元致宁想,孩子的同学来家里做客,一般的家长都会问自家孩子在学校表现得怎么样,但祁阿姨不是这样的。
她问:
在学校忙吗,有没有好好吃饭?
学习压力大不大,会不会一学习就不眠不休。
有没有交到新朋友,每天过得开不开心。
元致宁笑着回答这些问题,不知怎的,他鼻头有些酸。
他想,如果他母亲还在的话,也会这么问他的。
两个人聊得很投机,以至于傅峡舟把罐装的雪梨汤进行了精美地摆盘并端出来时,没一个人理他。
“诶,你平时常用绿泡泡还是企鹅?我两个用的频率都差不多,要不然先加个绿泡泡?”
“好的呀阿姨,我扫您。”
元致宁刚才紧张的情绪早就一扫而空,和刚才局促的模样简直判若两人。
“喂……宁儿,妈,我也在啊,你们可不可以理理我。”傅峡舟在一旁哭诉。
祁颖选择冷暴力他,元致宁递过去一个安慰的眼神。
“备注,备注改一下,小、宁、儿~”祁颖对这个备注很是满意,“和我家小船儿还是情侣名。”
元致宁:!
傅峡舟:……
祁颖:……!
好在此时白岩峰端着老母鸡汤走出来,打破了三个人三种尴尬的局面。
“开饭了开饭了,傅峡舟去厨房帮我端菜拿碗筷。”白岩峰把砂锅往餐桌上一放,“时间不太够了,我拿高压锅压了一下,味道差了点,明天叔叔好好给你露一手。”
–
元致宁的碗上堆了小山一样高的菜。
鸡腿是白叔叔夹的,鱼肉是祁阿姨夹的的,虾是傅峡舟剥好了放在他碗里的。
为了不辜负三人的好意,元致宁先对白岩峰的厨艺进行了绝对的肯定,然后开始一心扒饭。
“不着急,不着急。”白岩峰看着他急匆匆的样子,还以为他是被学校食堂逼急了,“慢点吃,不够了还有,咱家一直是我做饭,想吃一直都有。”
元致宁嚼碎口中米饭,正要应声,一口气没顺过来,猛地呛咳起来。
“咳咳……咳咳咳……”
这一咳给一桌三人都吓得慌了神,傅峡舟离他最近,忙帮他顺背,祁颖和白岩峰也都一脸担心地看着他。
“唉,吃慢点。”祁颖说,“现在开始我盯着你,好吃也不能这么吃。”
终于从咳嗽中缓过来的元致宁小鸡啄米似的直点头。
“白叔叔。”元致宁问出了困扰自己很久的问题,“您是不是参加过厨王争霸赛啊,感觉您和里面那个冠军很像……”
《厨王争霸》是早年央视大火的厨艺节目,从前他每天雷打不动守在电视机前追更。
“小宁,你不说我都忘了自己还拿过一个冠军呢。”
“爸,你那个表情可不像忘了。”傅峡舟立刻拆台。
“去,去去。

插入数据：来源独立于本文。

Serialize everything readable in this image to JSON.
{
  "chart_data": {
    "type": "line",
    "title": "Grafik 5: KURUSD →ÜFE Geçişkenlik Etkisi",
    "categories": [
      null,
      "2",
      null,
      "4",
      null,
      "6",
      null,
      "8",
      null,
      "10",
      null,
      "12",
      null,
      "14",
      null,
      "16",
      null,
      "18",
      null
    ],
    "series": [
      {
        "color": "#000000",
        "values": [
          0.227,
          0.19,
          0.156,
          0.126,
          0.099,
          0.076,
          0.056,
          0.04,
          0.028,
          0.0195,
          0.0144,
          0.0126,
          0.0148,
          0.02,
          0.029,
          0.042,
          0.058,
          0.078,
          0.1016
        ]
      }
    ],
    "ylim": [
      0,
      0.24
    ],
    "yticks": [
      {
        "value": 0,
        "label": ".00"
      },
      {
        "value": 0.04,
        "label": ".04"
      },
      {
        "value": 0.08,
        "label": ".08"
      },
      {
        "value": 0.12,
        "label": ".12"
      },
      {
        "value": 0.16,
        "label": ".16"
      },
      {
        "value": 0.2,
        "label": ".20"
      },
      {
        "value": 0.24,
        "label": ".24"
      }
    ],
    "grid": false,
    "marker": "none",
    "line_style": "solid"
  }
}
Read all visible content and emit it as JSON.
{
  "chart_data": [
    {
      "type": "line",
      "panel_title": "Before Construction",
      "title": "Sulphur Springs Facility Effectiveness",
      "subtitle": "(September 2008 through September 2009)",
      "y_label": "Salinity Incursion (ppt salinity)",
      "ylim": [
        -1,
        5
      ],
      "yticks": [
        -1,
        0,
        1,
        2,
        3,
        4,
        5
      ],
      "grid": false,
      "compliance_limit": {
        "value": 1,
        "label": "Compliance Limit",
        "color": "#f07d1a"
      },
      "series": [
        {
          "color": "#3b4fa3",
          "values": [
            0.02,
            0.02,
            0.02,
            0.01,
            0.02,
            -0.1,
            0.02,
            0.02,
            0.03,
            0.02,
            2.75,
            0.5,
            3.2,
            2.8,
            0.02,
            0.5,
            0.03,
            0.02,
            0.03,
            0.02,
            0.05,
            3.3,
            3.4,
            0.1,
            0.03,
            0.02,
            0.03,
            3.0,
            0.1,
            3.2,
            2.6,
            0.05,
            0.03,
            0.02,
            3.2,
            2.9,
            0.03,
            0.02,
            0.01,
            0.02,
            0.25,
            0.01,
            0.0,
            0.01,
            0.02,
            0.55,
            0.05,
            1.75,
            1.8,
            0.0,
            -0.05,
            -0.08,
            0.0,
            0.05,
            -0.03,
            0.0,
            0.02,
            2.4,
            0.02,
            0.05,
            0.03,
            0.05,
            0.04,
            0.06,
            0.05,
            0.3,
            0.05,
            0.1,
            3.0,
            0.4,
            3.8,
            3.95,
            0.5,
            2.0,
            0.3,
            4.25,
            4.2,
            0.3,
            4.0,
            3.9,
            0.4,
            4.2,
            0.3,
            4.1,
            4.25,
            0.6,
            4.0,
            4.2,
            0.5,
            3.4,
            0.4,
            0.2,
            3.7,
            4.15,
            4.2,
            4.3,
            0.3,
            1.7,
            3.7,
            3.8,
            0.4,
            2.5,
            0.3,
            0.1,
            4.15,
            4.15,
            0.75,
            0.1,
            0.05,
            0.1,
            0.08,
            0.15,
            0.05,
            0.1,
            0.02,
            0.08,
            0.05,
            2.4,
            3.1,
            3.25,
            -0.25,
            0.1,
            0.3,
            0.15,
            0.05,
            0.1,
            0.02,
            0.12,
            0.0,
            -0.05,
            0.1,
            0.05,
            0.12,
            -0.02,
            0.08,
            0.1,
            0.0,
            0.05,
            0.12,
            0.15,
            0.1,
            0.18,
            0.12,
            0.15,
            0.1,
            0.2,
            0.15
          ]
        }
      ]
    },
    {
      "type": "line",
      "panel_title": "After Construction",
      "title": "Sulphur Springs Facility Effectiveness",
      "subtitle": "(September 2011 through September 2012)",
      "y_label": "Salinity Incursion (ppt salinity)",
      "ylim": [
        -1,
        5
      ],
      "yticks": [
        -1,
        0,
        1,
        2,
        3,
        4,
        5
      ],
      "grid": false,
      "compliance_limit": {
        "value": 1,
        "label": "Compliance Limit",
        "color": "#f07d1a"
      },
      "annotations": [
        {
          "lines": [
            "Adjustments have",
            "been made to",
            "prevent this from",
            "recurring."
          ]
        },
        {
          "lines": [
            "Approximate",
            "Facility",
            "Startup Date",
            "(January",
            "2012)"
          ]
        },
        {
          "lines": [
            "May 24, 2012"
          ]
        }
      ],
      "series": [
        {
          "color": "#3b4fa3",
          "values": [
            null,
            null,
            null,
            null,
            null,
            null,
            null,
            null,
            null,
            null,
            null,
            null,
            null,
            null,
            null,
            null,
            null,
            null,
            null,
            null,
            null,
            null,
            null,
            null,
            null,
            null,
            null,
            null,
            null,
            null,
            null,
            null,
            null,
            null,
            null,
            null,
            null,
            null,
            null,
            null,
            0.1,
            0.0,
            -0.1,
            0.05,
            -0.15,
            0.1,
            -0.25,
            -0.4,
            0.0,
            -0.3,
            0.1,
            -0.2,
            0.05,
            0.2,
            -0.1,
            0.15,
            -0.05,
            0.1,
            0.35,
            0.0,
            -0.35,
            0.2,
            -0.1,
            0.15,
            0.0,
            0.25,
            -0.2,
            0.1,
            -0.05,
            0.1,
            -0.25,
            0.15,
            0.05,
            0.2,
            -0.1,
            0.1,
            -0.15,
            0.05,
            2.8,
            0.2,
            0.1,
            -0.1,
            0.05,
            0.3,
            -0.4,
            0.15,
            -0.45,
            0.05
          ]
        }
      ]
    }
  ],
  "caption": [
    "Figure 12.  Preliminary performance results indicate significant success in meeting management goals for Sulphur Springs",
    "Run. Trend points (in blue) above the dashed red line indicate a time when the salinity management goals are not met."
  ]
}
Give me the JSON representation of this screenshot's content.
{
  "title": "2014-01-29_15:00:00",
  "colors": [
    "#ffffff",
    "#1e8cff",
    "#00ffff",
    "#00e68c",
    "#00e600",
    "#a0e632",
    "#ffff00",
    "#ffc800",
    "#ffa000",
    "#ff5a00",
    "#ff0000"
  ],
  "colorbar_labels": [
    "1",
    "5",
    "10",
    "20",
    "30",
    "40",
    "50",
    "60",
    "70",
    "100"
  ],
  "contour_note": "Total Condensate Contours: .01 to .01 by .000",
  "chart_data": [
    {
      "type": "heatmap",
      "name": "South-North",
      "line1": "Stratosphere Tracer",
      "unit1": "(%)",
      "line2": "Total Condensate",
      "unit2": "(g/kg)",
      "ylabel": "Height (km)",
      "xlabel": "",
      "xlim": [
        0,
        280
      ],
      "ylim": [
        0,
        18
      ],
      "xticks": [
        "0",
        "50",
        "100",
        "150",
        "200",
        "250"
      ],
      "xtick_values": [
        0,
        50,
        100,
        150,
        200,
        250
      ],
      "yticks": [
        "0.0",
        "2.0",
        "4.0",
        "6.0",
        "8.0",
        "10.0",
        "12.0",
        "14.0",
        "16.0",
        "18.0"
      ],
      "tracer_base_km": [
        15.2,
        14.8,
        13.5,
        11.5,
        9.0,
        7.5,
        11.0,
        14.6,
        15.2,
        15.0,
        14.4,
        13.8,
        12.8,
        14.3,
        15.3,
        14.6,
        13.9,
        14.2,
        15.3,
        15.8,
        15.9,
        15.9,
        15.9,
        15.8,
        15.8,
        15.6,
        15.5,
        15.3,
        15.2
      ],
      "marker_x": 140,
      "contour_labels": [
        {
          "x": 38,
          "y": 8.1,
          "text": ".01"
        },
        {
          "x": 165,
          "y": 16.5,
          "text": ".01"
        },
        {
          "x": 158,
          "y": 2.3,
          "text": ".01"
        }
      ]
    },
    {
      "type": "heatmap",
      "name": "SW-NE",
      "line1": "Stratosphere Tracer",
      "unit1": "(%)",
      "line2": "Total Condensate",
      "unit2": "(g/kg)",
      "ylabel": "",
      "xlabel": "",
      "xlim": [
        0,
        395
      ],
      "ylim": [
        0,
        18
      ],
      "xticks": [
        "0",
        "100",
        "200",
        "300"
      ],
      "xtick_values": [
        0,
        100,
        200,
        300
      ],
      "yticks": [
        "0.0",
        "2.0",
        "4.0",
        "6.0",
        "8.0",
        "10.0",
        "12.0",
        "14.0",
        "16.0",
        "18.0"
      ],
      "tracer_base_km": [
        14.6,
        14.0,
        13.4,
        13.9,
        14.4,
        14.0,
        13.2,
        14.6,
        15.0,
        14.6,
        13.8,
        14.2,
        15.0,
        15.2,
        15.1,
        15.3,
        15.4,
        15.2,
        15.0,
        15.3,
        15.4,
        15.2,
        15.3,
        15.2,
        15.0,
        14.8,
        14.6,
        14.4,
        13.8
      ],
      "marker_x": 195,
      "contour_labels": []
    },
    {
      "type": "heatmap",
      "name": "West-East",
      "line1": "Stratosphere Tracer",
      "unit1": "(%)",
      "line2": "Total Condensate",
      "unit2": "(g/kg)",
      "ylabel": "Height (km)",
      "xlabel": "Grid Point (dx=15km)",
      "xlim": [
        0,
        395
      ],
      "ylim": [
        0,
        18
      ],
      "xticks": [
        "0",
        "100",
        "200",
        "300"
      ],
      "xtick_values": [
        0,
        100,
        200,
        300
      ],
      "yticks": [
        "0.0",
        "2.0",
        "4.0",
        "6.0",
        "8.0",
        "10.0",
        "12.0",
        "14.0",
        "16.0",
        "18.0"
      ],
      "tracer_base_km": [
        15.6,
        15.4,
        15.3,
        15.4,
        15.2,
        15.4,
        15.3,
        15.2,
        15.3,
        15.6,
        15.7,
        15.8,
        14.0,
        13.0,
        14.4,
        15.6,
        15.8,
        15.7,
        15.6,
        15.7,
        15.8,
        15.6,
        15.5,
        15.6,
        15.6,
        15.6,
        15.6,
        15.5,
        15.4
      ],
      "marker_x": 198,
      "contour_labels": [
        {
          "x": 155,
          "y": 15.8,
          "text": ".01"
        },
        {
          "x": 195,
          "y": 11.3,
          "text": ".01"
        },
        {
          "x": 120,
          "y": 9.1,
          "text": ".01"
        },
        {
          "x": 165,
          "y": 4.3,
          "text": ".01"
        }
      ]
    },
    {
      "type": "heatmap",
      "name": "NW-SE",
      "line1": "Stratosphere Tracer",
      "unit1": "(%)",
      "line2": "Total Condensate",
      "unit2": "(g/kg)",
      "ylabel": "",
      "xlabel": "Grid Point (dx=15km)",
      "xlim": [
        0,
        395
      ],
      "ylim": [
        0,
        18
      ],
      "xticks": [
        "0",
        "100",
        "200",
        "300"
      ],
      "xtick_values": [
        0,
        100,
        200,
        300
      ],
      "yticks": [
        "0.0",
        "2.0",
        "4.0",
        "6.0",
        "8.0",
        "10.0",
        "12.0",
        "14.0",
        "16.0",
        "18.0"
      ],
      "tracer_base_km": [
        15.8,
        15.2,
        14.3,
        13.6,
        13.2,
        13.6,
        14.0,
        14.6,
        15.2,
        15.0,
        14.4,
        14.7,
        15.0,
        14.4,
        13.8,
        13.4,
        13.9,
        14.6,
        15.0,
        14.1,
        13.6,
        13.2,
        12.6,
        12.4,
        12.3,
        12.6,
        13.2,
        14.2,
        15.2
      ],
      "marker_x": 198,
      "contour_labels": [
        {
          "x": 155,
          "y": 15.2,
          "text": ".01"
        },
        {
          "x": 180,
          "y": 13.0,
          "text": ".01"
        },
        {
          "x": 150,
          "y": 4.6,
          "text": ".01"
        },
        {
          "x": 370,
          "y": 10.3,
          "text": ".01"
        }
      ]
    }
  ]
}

臭小子,就你话多。”白岩峰佯装恼意挥挥手,随后眼底漫起回忆,“我从小就知道自己不是学习的料子,早早拜了名师学厨,那时候年轻,喜欢出风头,当过总厨,拿过冠军,在国宴里掌过勺。”
“最后我才发现,还是给爱的人做饭最幸福。”
元致宁的心微微发颤,显然对这句话极为感触。
祁颖又夹了一筷头青菜到元致宁碗里:“荤素搭配,这样健康。”
她转过头对白岩峰说:“得了吧你,某人刚结婚的时候还和我说,饭给谁做都行就是不给我做。”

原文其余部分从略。